The system that Wilson, the Republicans, and bought-off Democrats defend is a lie, as many other countries pay much less for health care and their people live longer. Conservatives tell us that a government takeover of health care is "full of job-killing tax increases.'' The fact is our health care system, which can ban coverage for pre-existing conditions and forces people to work while suffering from illness so they can keep their health insurance, no doubt is killing Americans themselves.
The system cannot be sustained, not when the insurance companies have no conscience or compassion. The most well-known example is the intention of WellPoint's Anthem Blue Cross of California to raise individual market premiums by as much as 39 percent. But there were many other offenders in a report recently released by Health and Human Services Secretary Kathleen Sebelius. She noted how other insurance companies have sought premium increases in 2009 or this year of between 23 percent and 56 percent in states like Michigan, Connecticut, Maine, and Washington.

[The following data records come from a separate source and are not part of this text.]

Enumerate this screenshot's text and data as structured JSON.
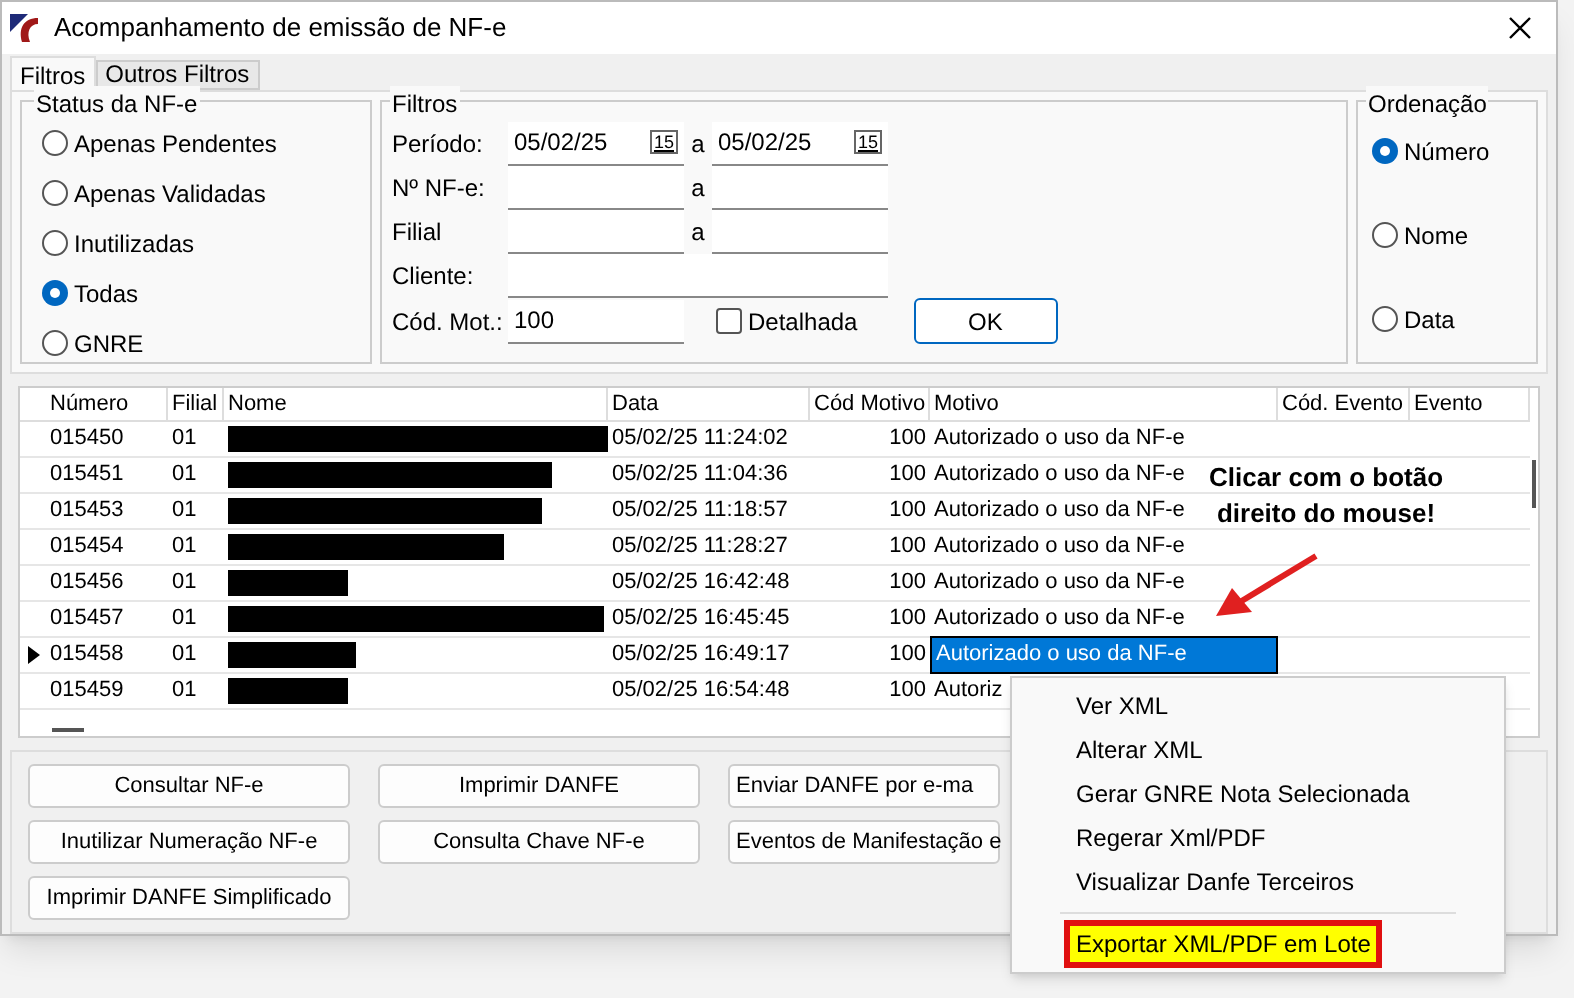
{
  "window": {
    "title": "Acompanhamento de emissão de NF-e"
  },
  "tabs": [
    {
      "label": "Filtros",
      "selected": true
    },
    {
      "label": "Outros Filtros",
      "selected": false
    }
  ],
  "status_group": {
    "title": "Status da NF-e",
    "options": [
      {
        "label": "Apenas Pendentes",
        "selected": false
      },
      {
        "label": "Apenas Validadas",
        "selected": false
      },
      {
        "label": "Inutilizadas",
        "selected": false
      },
      {
        "label": "Todas",
        "selected": true
      },
      {
        "label": "GNRE",
        "selected": false
      }
    ]
  },
  "filters": {
    "title": "Filtros",
    "periodo": {
      "label": "Período:",
      "from": "05/02/25",
      "to": "05/02/25",
      "sep": "a",
      "from_calendar": "15",
      "to_calendar": "15"
    },
    "numero": {
      "label": "Nº NF-e:",
      "sep": "a"
    },
    "filial": {
      "label": "Filial",
      "sep": "a"
    },
    "cliente": {
      "label": "Cliente:"
    },
    "cod_mot": {
      "label": "Cód. Mot.:",
      "value": "100"
    },
    "detalhada": {
      "label": "Detalhada",
      "checked": false
    },
    "ok": "OK"
  },
  "ordering": {
    "title": "Ordenação",
    "options": [
      {
        "label": "Número",
        "selected": true
      },
      {
        "label": "Nome",
        "selected": false
      },
      {
        "label": "Data",
        "selected": false
      }
    ]
  },
  "table": {
    "columns": [
      "Número",
      "Filial",
      "Nome",
      "Data",
      "Cód Motivo",
      "Motivo",
      "Cód. Evento",
      "Evento"
    ],
    "rows": [
      {
        "numero": "015450",
        "filial": "01",
        "data": "05/02/25 11:24:02",
        "cod": "100",
        "motivo": "Autorizado o uso da NF-e",
        "selected": false
      },
      {
        "numero": "015451",
        "filial": "01",
        "data": "05/02/25 11:04:36",
        "cod": "100",
        "motivo": "Autorizado o uso da NF-e",
        "selected": false
      },
      {
        "numero": "015453",
        "filial": "01",
        "data": "05/02/25 11:18:57",
        "cod": "100",
        "motivo": "Autorizado o uso da NF-e",
        "selected": false
      },
      {
        "numero": "015454",
        "filial": "01",
        "data": "05/02/25 11:28:27",
        "cod": "100",
        "motivo": "Autorizado o uso da NF-e",
        "selected": false
      },
      {
        "numero": "015456",
        "filial": "01",
        "data": "05/02/25 16:42:48",
        "cod": "100",
        "motivo": "Autorizado o uso da NF-e",
        "selected": false
      },
      {
        "numero": "015457",
        "filial": "01",
        "data": "05/02/25 16:45:45",
        "cod": "100",
        "motivo": "Autorizado o uso da NF-e",
        "selected": false
      },
      {
        "numero": "015458",
        "filial": "01",
        "data": "05/02/25 16:49:17",
        "cod": "100",
        "motivo": "Autorizado o uso da NF-e",
        "selected": true
      },
      {
        "numero": "015459",
        "filial": "01",
        "data": "05/02/25 16:54:48",
        "cod": "100",
        "motivo": "Autoriz",
        "selected": false
      }
    ]
  },
  "buttons": [
    [
      "Consultar NF-e",
      "Imprimir DANFE",
      "Enviar DANFE por e-ma"
    ],
    [
      "Inutilizar Numeração NF-e",
      "Consulta Chave NF-e",
      "Eventos de Manifestação e"
    ],
    [
      "Imprimir DANFE Simplificado"
    ]
  ],
  "context_menu": [
    {
      "label": "Ver XML",
      "highlighted": false
    },
    {
      "label": "Alterar XML",
      "highlighted": false
    },
    {
      "label": "Gerar GNRE Nota Selecionada",
      "highlighted": false
    },
    {
      "label": "Regerar Xml/PDF",
      "highlighted": false
    },
    {
      "label": "Visualizar Danfe Terceiros",
      "highlighted": false
    },
    {
      "label": "Exportar XML/PDF em Lote",
      "highlighted": true
    }
  ],
  "annotation": "Clicar com o botão direito do mouse!"
}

While America remains at close to 10 percent unemployment, Sebelius complained that WellPoint, UnitedHealth, Cigna, Aetna, and Humana combined for $12.2 billion in profits last year, a 56-percent jump over 2008. Her report said that profits for the 10 largest insurance companies increased 10 times faster than inflation over the last decade. Worst of all, according to her report, the six largest publicly-held held insurers covered 2.2 million fewer people in the first three quarters of 2009.

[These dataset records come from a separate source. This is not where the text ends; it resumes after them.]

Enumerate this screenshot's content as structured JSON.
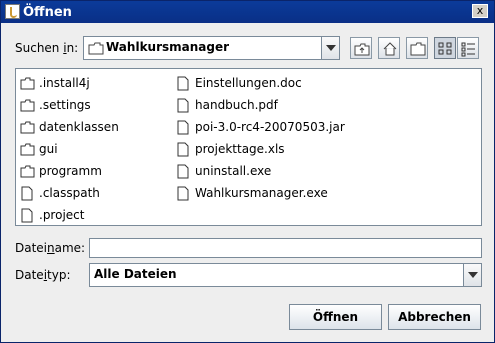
{
  "window": {
    "title": "Öffnen",
    "close_label": "x"
  },
  "lookin": {
    "label_pre": "Suchen ",
    "label_mn": "i",
    "label_post": "n:",
    "value": "Wahlkursmanager"
  },
  "files": [
    {
      "name": ".install4j",
      "kind": "folder"
    },
    {
      "name": ".settings",
      "kind": "folder"
    },
    {
      "name": "datenklassen",
      "kind": "folder"
    },
    {
      "name": "gui",
      "kind": "folder"
    },
    {
      "name": "programm",
      "kind": "folder"
    },
    {
      "name": ".classpath",
      "kind": "file"
    },
    {
      "name": ".project",
      "kind": "file"
    },
    {
      "name": "Einstellungen.doc",
      "kind": "file"
    },
    {
      "name": "handbuch.pdf",
      "kind": "file"
    },
    {
      "name": "poi-3.0-rc4-20070503.jar",
      "kind": "file"
    },
    {
      "name": "projekttage.xls",
      "kind": "file"
    },
    {
      "name": "uninstall.exe",
      "kind": "file"
    },
    {
      "name": "Wahlkursmanager.exe",
      "kind": "file"
    }
  ],
  "filename": {
    "label_pre": "Datei",
    "label_mn": "n",
    "label_post": "ame:",
    "value": ""
  },
  "filetype": {
    "label_pre": "Date",
    "label_mn": "i",
    "label_post": "typ:",
    "value": "Alle Dateien"
  },
  "buttons": {
    "open": "Öffnen",
    "cancel": "Abbrechen"
  }
}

The report calls the health insurance system "broken.'' Instead of taking less profits and delivering more health care, insurance companies are on an unprecedented lobbying binge to fight change. Last month, the Center for Responsive Politics said that the $266.8 million in lobbying in 2009 by the pharmaceutical and health products industry set the all-time record for a single industry. One cannot also forget how pharmaceutical companies pledged to the White House that they would cut drug costs under health reform by $80 billion, then turned around and jacked up prices in anticipation of reform to a tune that would more than cover their "cuts.''
Americans understand the system is broken, but the "job-killing'' rhetoric of "government takeover'' still has us not knowing where to begin. Three out of every four Americans, in a recent Newsweek poll, say insurance companies should cover people with pre-existing conditions. Three out of every four say most businesses should be required to offer health insurance. Four out of five say people without insurance should be able to buy plans at competitive rates. But ask about a government-administered option to compete with private plans, and the Republican rhetoric has Americans split.
The split will not last. The "competitive market'' is setting itself up for a fall, once Americans realize they have been betrayed. Whatever reform we get is only the first draft of what must follow: a declaration of independence from the insurance industry.